Immunohistochemistry

For immunohistochemistry, paraffin-embedded melanoma sections were deparaffinized in xylol-isopropanol solution. To expose cryptic antigens, the sections were cooked in citrate buffer (0.1 m citric acid, 0.1 m sodium nitrate) for 10 minutes. Blocking was performed with 10% normal goat serum.
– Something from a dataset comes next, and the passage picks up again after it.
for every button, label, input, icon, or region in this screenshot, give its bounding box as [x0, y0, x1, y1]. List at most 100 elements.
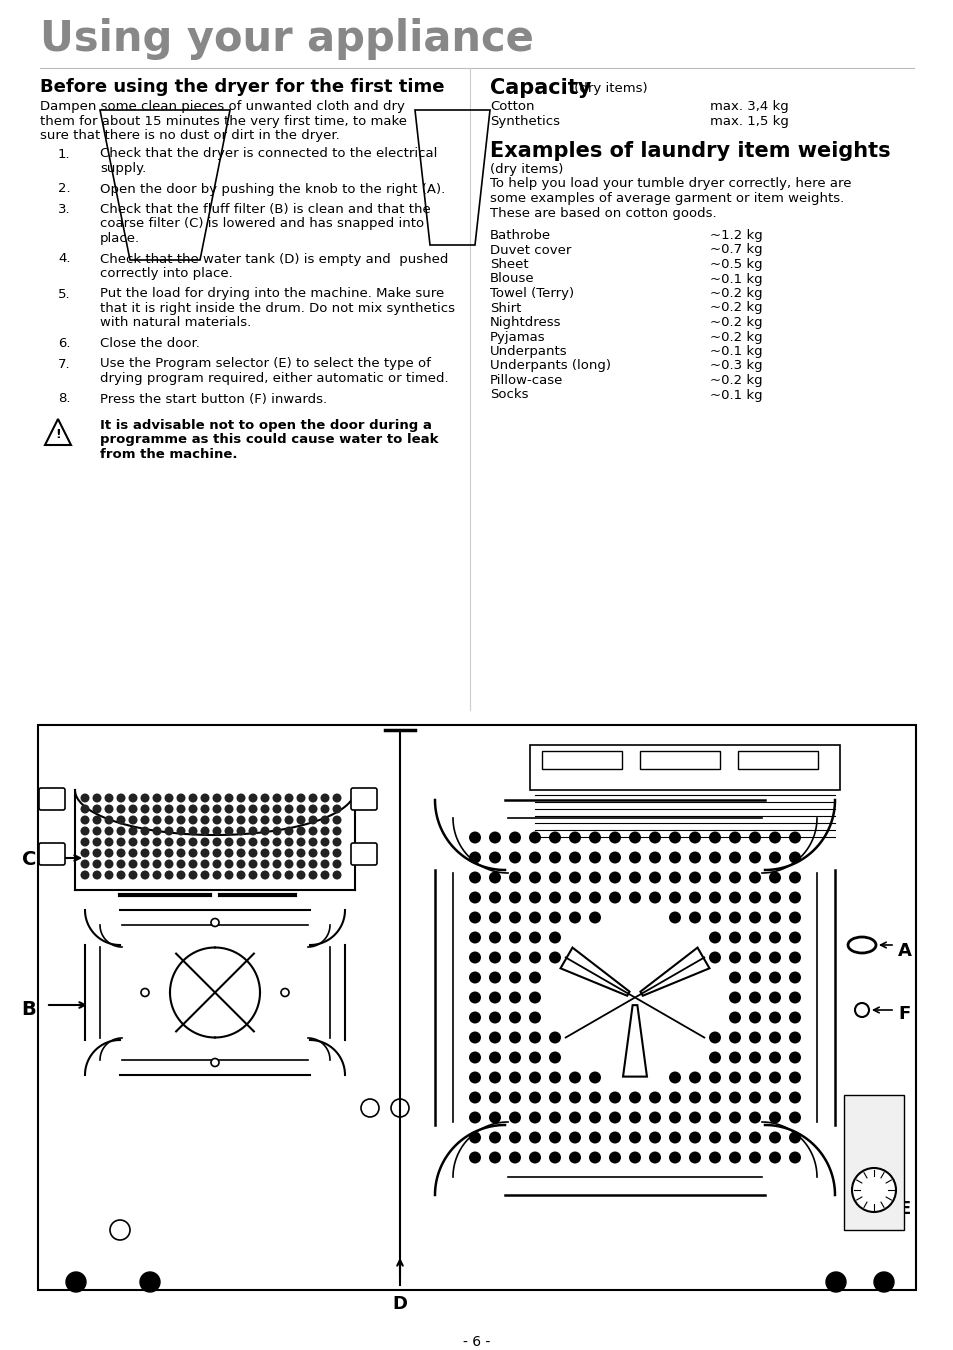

The first antibody dilution (p44/42 MAPK, Phospho-p44/42 MAPK; Cell Signaling, Boston, Massachusetts) was 1:200 in 1% BSA. Anti-phospho-p44/42 MAPK specifically recognizes the dually phosphorylated, active form of MAPK (also known as p44/ERK1 and p42/ERK2) enzymes. Incubation was performed for 1 hour at room temperature. The secondary antibody (Dako, Hamburg, Germany) was diluted 1:40 and incubated for 1 hour at room temperature. For signal augmentation, the APAAP complex (Dako) was diluted 1:80 and incubated for 30 minutes at room temperature. As chromogen, new fuchsin development solution was used, and counterstaining was performed using methylene blue solution. Sections known to stain positively were included in each batch, and negative controls were also performed by replacing the primary antibody with mouse or goat ascites fluid (Sigma-Aldrich Biochemicals, St. Louis, Missouri).